17 ある州が譲渡し、連邦議会が受諾することにより、合衆国政府の所在地となる地区(ただし10マイル四方を超えてはならない)に対して、いかなる事項に関しても、独占的な立法権を行使すること。要塞、武器庫、造兵廠、造船所及びその他必要な建造物の建設のために、それが所在する州の議会の同意を得て購入した区域すべてに対し、同様の権限を行使すること。

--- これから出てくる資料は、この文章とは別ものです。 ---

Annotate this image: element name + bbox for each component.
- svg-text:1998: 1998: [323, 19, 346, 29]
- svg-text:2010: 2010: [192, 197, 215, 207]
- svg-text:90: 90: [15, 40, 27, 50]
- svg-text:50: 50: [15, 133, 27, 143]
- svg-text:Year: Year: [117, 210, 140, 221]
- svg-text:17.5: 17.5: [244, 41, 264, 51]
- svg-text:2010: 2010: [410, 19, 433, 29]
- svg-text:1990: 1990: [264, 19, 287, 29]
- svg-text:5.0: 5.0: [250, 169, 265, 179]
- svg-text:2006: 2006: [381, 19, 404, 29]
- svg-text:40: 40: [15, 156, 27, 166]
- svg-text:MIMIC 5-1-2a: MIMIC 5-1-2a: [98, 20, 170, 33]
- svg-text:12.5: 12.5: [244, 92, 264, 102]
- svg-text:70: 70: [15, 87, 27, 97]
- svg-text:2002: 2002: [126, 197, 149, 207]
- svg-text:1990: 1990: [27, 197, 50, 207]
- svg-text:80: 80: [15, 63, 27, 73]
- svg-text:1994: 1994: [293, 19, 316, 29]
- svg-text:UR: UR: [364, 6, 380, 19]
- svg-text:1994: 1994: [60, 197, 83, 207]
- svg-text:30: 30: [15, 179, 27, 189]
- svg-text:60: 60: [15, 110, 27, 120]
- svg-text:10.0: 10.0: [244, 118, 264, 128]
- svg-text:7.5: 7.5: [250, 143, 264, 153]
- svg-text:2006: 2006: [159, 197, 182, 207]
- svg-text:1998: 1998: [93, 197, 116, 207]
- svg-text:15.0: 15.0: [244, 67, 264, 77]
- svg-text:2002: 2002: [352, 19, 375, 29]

18 上記の権限、並びにこの憲法によって合衆国政府又はその省庁若しくは公務員に対し与えられた他のすべての権限を行使するために、必要かつ適当なすべての法律を制定すること。
1787年9月17日に作成され、翌年1788年に発効した米国憲法には、驚くべきことに「特許に関する条項」があります。
陸海軍創設・維持などと並び、
米国憲法著作者及び発明者に、一定期間それぞれの
著作及び発明に対し独占的権利を保障し・・・



それによって、学術及び技芸の
進歩を促進すること!
発明の「特許による保護」を高々にうたっている米国憲法。
ここに、21世紀においても爆走を続けている米国の力の源泉があります。
世界最初の特許を生んだイタリア・ヴェネチア共和国:覇権国と発明


実は、世界最初の特許法を生んだのは、イタリアです。
1474年に「世界最初の特許法」を生んだイタリアは、当時は様々な国家が乱立していました。
その中で、文化・文明が最も進んでいた「ヴェネチア共和国」で、特許法が生まれたのは、必然のことでした。
海洋帝国として名を馳せていたヴェネチア共和国は、1474年はルネッサンスの真っ只中だった時期でした。
現代のイタリアは、フェラーリ・グッチなど多数のブランドを抱えますが、「発明」という印象は少ないです。
1474年の頃、覇権国であったヴェネチア共和国において特許法が生まれた歴史は、重大な事実を示しています。
発明による国家の発展は、国家のパワーを増強する最短の道であること、を。